Auch heute regnete es wieder in Strömen und es machte nicht den Anschein, als wollte es je wieder damit aufhören. Der Bürgermeister, der uns in der Früh nun noch einmal besuchte bot an, uns eine Unterkunft an unserem Zielort zu suchen. Wir dachten dabei eigentlich weder an einen Festsaal, doch leider war dieser außer Gefecht gesetzt, da sein Dach eingestürzt war. Stattdessen vermittelte er uns einen Platz in einem Chateau, also einem alten Herrenhaus etwas außerhalb des Ortes. Nach den Erfahrungen der letzten Tage waren wir auch dieses Mal etwas unsicher, ob es eine gute Idee war, diesen Platz anzunehmen. Es klang, als hätten wir einen Raum für uns und wären weitgehend unabhängig, aber irgendwie trauten wir dem Frieden nicht. Da heute der Stichtag für Shanias Wandlungsprozess war, lag es nahe, dass wir noch einmal mindestens genauso stark manipuliert wurden, wie an den letzten Tagen und tatsächlich zeigten die Muskeltests, dass es egal war, wie wir uns entschieden, weil uns alles mit zeitraubenden Illusionen konfrontieren würde. Wir hatten lediglich die Wahl, ob wir dabei ein altes Schloss kennenlernen wollten oder nicht. Da wir lange kein echtes Schloss mehr besichtigt hatten, entschieden wir uns dafür und auch wenn man zugeben muss, dass wir heute kaum mehr Zustande brachten als gestern, obwohl wir bereits um 12:00 ankamen, war es doch zumindest unterhaltsam und aufschlussreich.

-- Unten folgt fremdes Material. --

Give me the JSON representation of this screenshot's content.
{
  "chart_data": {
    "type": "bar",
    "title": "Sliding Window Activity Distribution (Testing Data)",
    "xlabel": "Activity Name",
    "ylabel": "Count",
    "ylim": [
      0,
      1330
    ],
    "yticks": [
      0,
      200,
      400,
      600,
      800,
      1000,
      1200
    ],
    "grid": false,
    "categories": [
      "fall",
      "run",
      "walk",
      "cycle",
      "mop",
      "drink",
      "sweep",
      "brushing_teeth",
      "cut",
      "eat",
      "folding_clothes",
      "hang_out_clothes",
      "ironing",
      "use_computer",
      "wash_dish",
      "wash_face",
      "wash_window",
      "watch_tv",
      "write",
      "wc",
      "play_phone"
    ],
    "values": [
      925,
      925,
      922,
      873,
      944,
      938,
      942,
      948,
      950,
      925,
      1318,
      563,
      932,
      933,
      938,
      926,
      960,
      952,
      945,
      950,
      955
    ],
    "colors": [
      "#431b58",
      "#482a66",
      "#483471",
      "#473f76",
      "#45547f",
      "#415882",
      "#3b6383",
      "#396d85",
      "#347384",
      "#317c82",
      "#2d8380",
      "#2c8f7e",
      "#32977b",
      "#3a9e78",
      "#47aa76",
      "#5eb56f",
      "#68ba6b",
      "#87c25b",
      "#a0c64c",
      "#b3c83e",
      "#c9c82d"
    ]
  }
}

Das Schloss mit dem darum liegenden Anwesen und den Nebengebäuden stammte aus dem 13. Jahrhundert und war im 17. Jahrhundert noch einmal vollkommen restauriert und überarbeitet worden. Es war also ein alter, traditioneller Adelsbesitz, der sich nun bereits seit vier Generationen in den Händen unserer Gastgeber befand. Von weiten lugten die alten herrschaftlichen Gebäude zwischen den Bäumen hindurch und wirkten noch immer so erhaben und imposant wie vor vielen Hundert Jahren. Doch bereits die Einfahrt verriet mit ihren unzähligen Schlaglöchern, dass die Glanzzeiten des Anwesens längst vergangen waren. Als wir das Portal erreichten, fühlten wir uns ein bisschen, als wären wir in der Eröffnungsszene eines Gruselfilms. Das Haupthaus war verriegelt und vom Zerfall angefressen. Der Hof war schlammig und voller Pfützen und Schlaglöcher, in denen ein paar freilaufende Hühner planschten. Lediglich ein Nebengebäude schien renoviert zu sein und dieses war, wie sich herausstellte, vermietet worden. Unser Kontakt lebte in einem weiteren Nebengebäude, das vom Hocheingang nicht sichtbar war. Er war ein edel gekleideter, vornehmer Mann, mit einem ebenso vornehm und edel eingerichteten Haus. Verantwortlich für das Anwesen und die dazugehörigen Ländereien war jedoch sein Bruder, der das genaue Gegenteil von ihm zu sein schien. Er lebte gemeinsam mit einer Frau, von der ich noch immer nicht genau sagen kann, ob es seine Ehefrau oder seine Mutter ist, in einem Seitenflügel des Haupthauses und hatte sich hier ein wohnliches Chaos eingerichtet. Es war ein typisch französischer Messi-Haushalt, nur dass die Räume hier mit lauter Antiquitäten voll gestellt waren, die sich seit Jahrhunderten hier befanden. An den Wänden hingen lebensgroße Ölportraits von alten militärischen Würdenträgern, die wahrscheinlich einst in diesem Anwesen gelebt hatten. Daneben lehnte eine farbbekleckste Leiter an der stuckverzierten Wand. Draußen vor der Tür befand sich ein Hühnerstall, in dem rund 20 Hühner herumflitzten, die anders als die meisten ihrer domestizierten Artgenossen erstaunlich munter unterwegs waren. Nebenan grasten ein paar Schafe und im Hintergrund schauten uns die Pferde zu. Von hier aus wirkte das Anwesen nun eher wie ein Streichelzoo oder ein Mitmachbauernhof als wie ein Fürstentum.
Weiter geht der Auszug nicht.